Snow accumulated up to 69cm in the Wicklow Mountains and many areas of the country were cut off in counties Wexford, Wicklow, Meath and Kildare.
Another blast of snow arrived on the day after St Patrick's Day and two days later the lowest grass temperature was recorded at -13.2C in Markree, Co Sligo.
In May, temperatures began to soar, with 26.3C recorded at Shannon Airport on the 29th. High pressure over Scandinavia resulted in fine, dry weather in Ireland.
In late June, the heatwave hit and continued into early July. Dry, settled weather in the first half of June was broken briefly by Storm Hector's wind and rain, and was followed by another two weeks of exceptionally dry weather.
It was the driest June in the Phoenix Park in 77 years.
Drought conditions were reported in several parts of Ireland and prevailed until late July.
Temperatures soared to 32C at Shannon on June 28, the highest daily maximum at the airport since 1946.
Heatwave conditions baked the nation in early July. Absolute drought conditions continued until the middle of the month in the east, midlands, west and south. Partial drought conditions persisted in the south until the 25th.
In August, the weather split the country by giving cooler and wetter conditions in the north and west, while it remained warmer and drier in the south and east.
The first week of September brought more fine weather. But the weather truly broke with the arrival of Storm Ali and Storm Bronagh, also with the remnants of a weakened Hurricane Helene in the middle of the month.
Ali's violent Force 11 winds blasted western coastal areas and caused a lot of damage in Cavan and Monaghan.
October was mainly cool and dry, with Storm Callum bringing high winds to the south and west for two days.
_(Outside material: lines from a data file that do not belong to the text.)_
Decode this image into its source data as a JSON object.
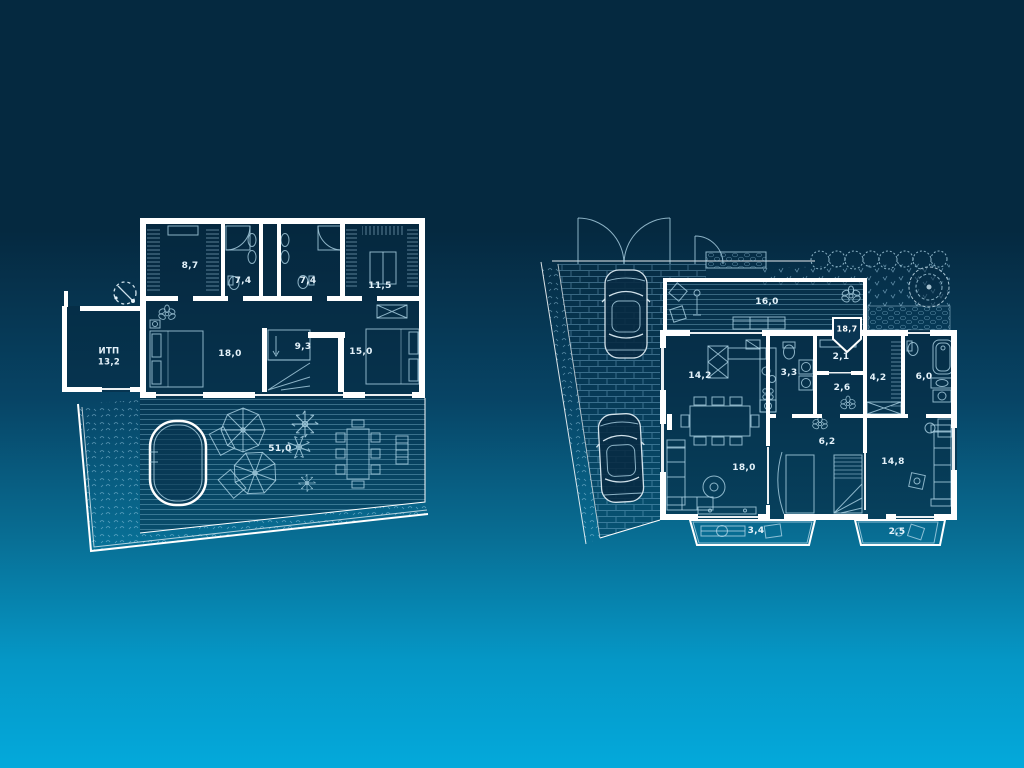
{
  "scene": "two-storey house blueprint floor plans",
  "palette": {
    "background_top": "#052940",
    "background_bottom": "#04a9db",
    "wall_color": "#ffffff",
    "furniture_line_color": "#aed4e6",
    "room_fill": "#06283f",
    "label_color": "#e4f2fa"
  },
  "left_plan": {
    "name": "upper-floor-plan",
    "compass_icon": "compass",
    "rooms": [
      {
        "key": "wardrobe-a",
        "area": "8,7"
      },
      {
        "key": "bathroom-a",
        "area": "7,4"
      },
      {
        "key": "bathroom-b",
        "area": "7,4"
      },
      {
        "key": "wardrobe-b",
        "area": "11,5"
      },
      {
        "key": "itp",
        "name": "ИТП",
        "area": "13,2"
      },
      {
        "key": "bedroom-a",
        "area": "18,0"
      },
      {
        "key": "stair-hall",
        "area": "9,3"
      },
      {
        "key": "bedroom-b",
        "area": "15,0"
      },
      {
        "key": "terrace-pool",
        "area": "51,0"
      }
    ]
  },
  "right_plan": {
    "name": "ground-floor-plan",
    "badge": {
      "area": "18,7"
    },
    "rooms": [
      {
        "key": "terrace",
        "area": "16,0"
      },
      {
        "key": "kitchen-dining",
        "area": "14,2"
      },
      {
        "key": "wc",
        "area": "3,3"
      },
      {
        "key": "storage",
        "area": "2,1"
      },
      {
        "key": "hall",
        "area": "2,6"
      },
      {
        "key": "wardrobe",
        "area": "4,2"
      },
      {
        "key": "bathroom",
        "area": "6,0"
      },
      {
        "key": "stair-hall",
        "area": "6,2"
      },
      {
        "key": "living-room",
        "area": "18,0"
      },
      {
        "key": "bedroom",
        "area": "14,8"
      },
      {
        "key": "porch-a",
        "area": "3,4"
      },
      {
        "key": "porch-b",
        "area": "2,5"
      }
    ]
  }
}
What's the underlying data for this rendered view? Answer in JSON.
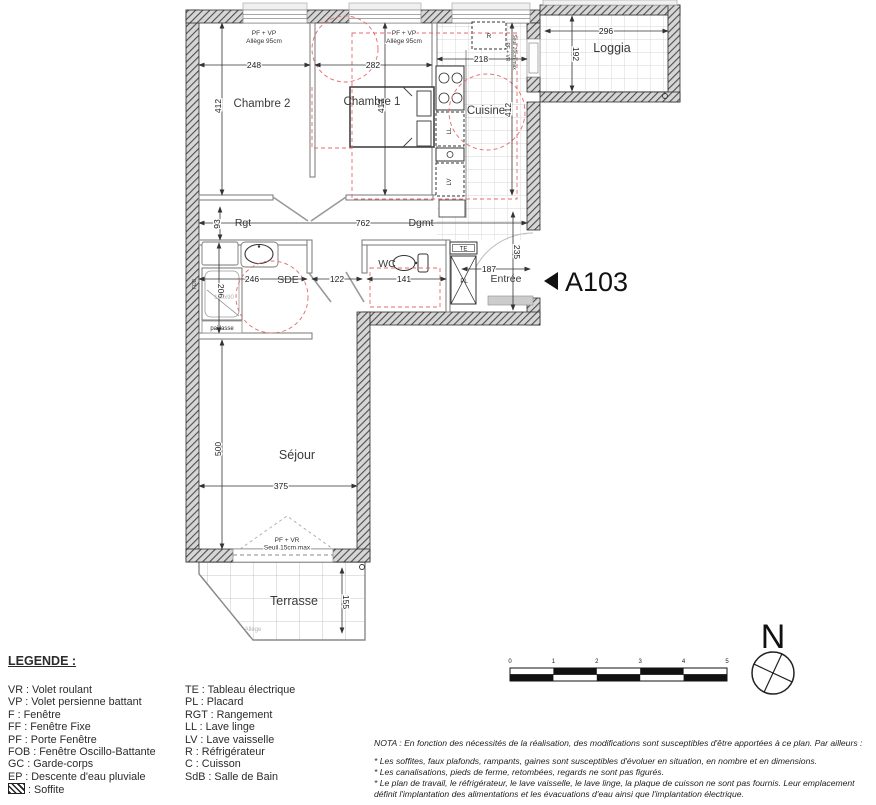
{
  "plan": {
    "unit": "A103",
    "labels": {
      "chambre2": "Chambre 2",
      "chambre1": "Chambre 1",
      "cuisine": "Cuisine",
      "loggia": "Loggia",
      "rgt": "Rgt",
      "dgmt": "Dgmt",
      "sde": "SDE",
      "wc": "WC",
      "entree": "Entrée",
      "sejour": "Séjour",
      "terrasse": "Terrasse"
    },
    "dims": {
      "chambre2_w": "248",
      "chambre1_w": "282",
      "cuisine_w": "218",
      "loggia_w": "296",
      "loggia_h": "192",
      "chambre2_h": "412",
      "chambre1_h": "412",
      "cuisine_h": "412",
      "rgt_h": "93",
      "corridor_w": "762",
      "entree_h": "235",
      "entree_w": "187",
      "sde_w": "246",
      "sde_h": "206",
      "passage_w": "122",
      "wc_w": "141",
      "sejour_w": "375",
      "sejour_h": "500",
      "terrasse_h": "155",
      "shower": "120x90"
    },
    "tags": {
      "te": "TE",
      "pl": "PL",
      "r": "R",
      "ll": "LL",
      "lv": "LV",
      "fob": "FOB",
      "paillasse": "paillasse"
    },
    "windows": {
      "ch2_1": "PF + VP",
      "ch2_2": "Allège 95cm",
      "ch1_1": "PF + VP",
      "ch1_2": "Allège 95cm",
      "loggia_door_1": "PF + VR",
      "loggia_door_2": "Seuil 20cm max",
      "sejour_1": "PF + VR",
      "sejour_2": "Seuil 15cm max",
      "terrasse_allege": "Allège"
    }
  },
  "legend": {
    "title": "LEGENDE :",
    "col1": [
      "VR : Volet roulant",
      "VP : Volet persienne battant",
      "F : Fenêtre",
      "FF : Fenêtre Fixe",
      "PF : Porte Fenêtre",
      "FOB : Fenêtre Oscillo-Battante",
      "GC : Garde-corps",
      "EP : Descente d'eau pluviale"
    ],
    "soffite": ": Soffite",
    "col2": [
      "TE : Tableau électrique",
      "PL : Placard",
      "RGT : Rangement",
      "LL : Lave linge",
      "LV : Lave vaisselle",
      "R : Réfrigérateur",
      "C : Cuisson",
      "SdB : Salle de Bain"
    ]
  },
  "notes": {
    "nota": "NOTA : En fonction des nécessités de la réalisation, des modifications sont susceptibles d'être apportées à ce plan. Par ailleurs :",
    "b1": "* Les soffites, faux plafonds, rampants, gaines sont susceptibles d'évoluer en situation, en nombre et en dimensions.",
    "b2": "* Les canalisations, pieds de ferme, retombées, regards ne sont pas figurés.",
    "b3": "* Le plan de travail, le réfrigérateur, le lave vaisselle, le lave linge, la plaque de cuisson ne sont pas fournis. Leur emplacement définit l'implantation des alimentations et les évacuations d'eau ainsi que l'implantation électrique."
  },
  "scale": {
    "ticks": [
      "0",
      "1",
      "2",
      "3",
      "4",
      "5"
    ]
  },
  "compass": {
    "north": "N"
  },
  "colors": {
    "red_accessibility": "#e46a6a",
    "wall": "#2e2e2e"
  }
}
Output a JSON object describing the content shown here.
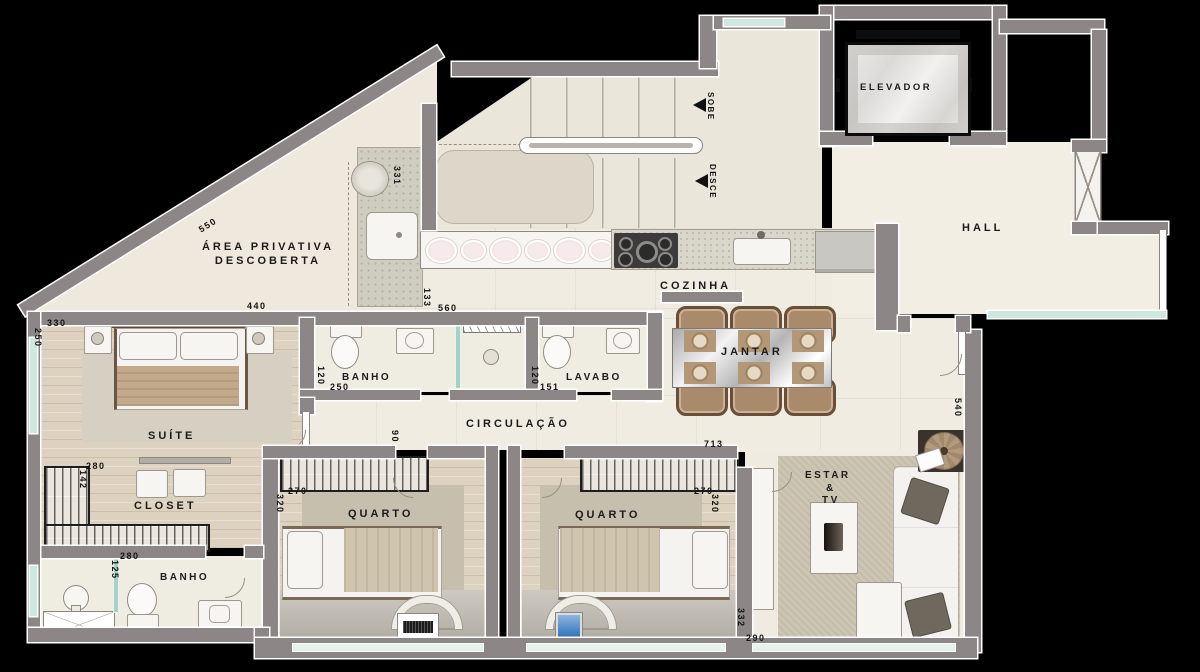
{
  "rooms": {
    "elevador": "ELEVADOR",
    "hall": "HALL",
    "area_privativa_line1": "ÁREA PRIVATIVA",
    "area_privativa_line2": "DESCOBERTA",
    "cozinha": "COZINHA",
    "jantar": "JANTAR",
    "banho_suite": "BANHO",
    "lavabo": "LAVABO",
    "circulacao": "CIRCULAÇÃO",
    "suite": "SUÍTE",
    "closet": "CLOSET",
    "banho_social": "BANHO",
    "quarto_1": "QUARTO",
    "quarto_2": "QUARTO",
    "estar_line1": "ESTAR",
    "estar_line2": "&",
    "estar_line3": "TV"
  },
  "stairs": {
    "sobe": "SOBE",
    "desce": "DESCE"
  },
  "dims": {
    "diag_550": "550",
    "suite_top_440": "440",
    "terrace_331": "331",
    "suite_330": "330",
    "suite_left_250": "250",
    "kitchen_133": "133",
    "banho_top_560": "560",
    "banho_120": "120",
    "banho_250": "250",
    "lavabo_120": "120",
    "lavabo_151": "151",
    "circ_90": "90",
    "circ_713": "713",
    "estar_540": "540",
    "closet_280": "280",
    "closet_142": "142",
    "q1_270": "270",
    "q1_320": "320",
    "q2_270": "270",
    "q2_320": "320",
    "banho2_280": "280",
    "banho2_125": "125",
    "estar_332": "332",
    "estar_290": "290"
  },
  "colors": {
    "wall": "#8d8686",
    "floor": "#f0ece1",
    "wood": "#dcd2bf",
    "glass": "#cfe8df",
    "granite": "#d8d4c6",
    "stove": "#3c3b39",
    "chair": "#a98a6a",
    "blanket": "#c3a98b"
  }
}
In November, Storm Diana brought gales and heavy rain back to the south and west.
Sean Hogan, National Director of Fire and Emergency Management, said the heavy snows of Storm Emma and the summertime drought brought challenges which were met locally and nationally by tried and tested crisis management systems.
"We try and learn from each event. We don't have control as this is nature reminding us that it can disrupt all our lives," he said.
The heavy snows of 2018 fell only a few months after Storm Ophelia in October 2017. So the National Emergency Management Committee had to close down the country for the second time in six months, he said.
When the drought came, the committee examined the implications for water supplies, although they already dealt with water supply issues during the heavy snow period.
"We depend on our utilities - our water and our electricity. Nature can really impact on our lives," Mr Hogan said. He added that Irish Water was "well ahead of the curve in managing the water crisis. The wild land fires were also a huge issue for us. And there were water safety issues and we had to ensure lifeguards were on duty for extended hours.
"There were environmental issues with water courses running low with dangers of fish kills. A highlight was seeing how people supported each other throughout both weather crises and the wonderful community spirit that existed," he said.
ESB spokesman Paul Hand said staff responded well to the power outages caused by Storm Emma and Storm Ali.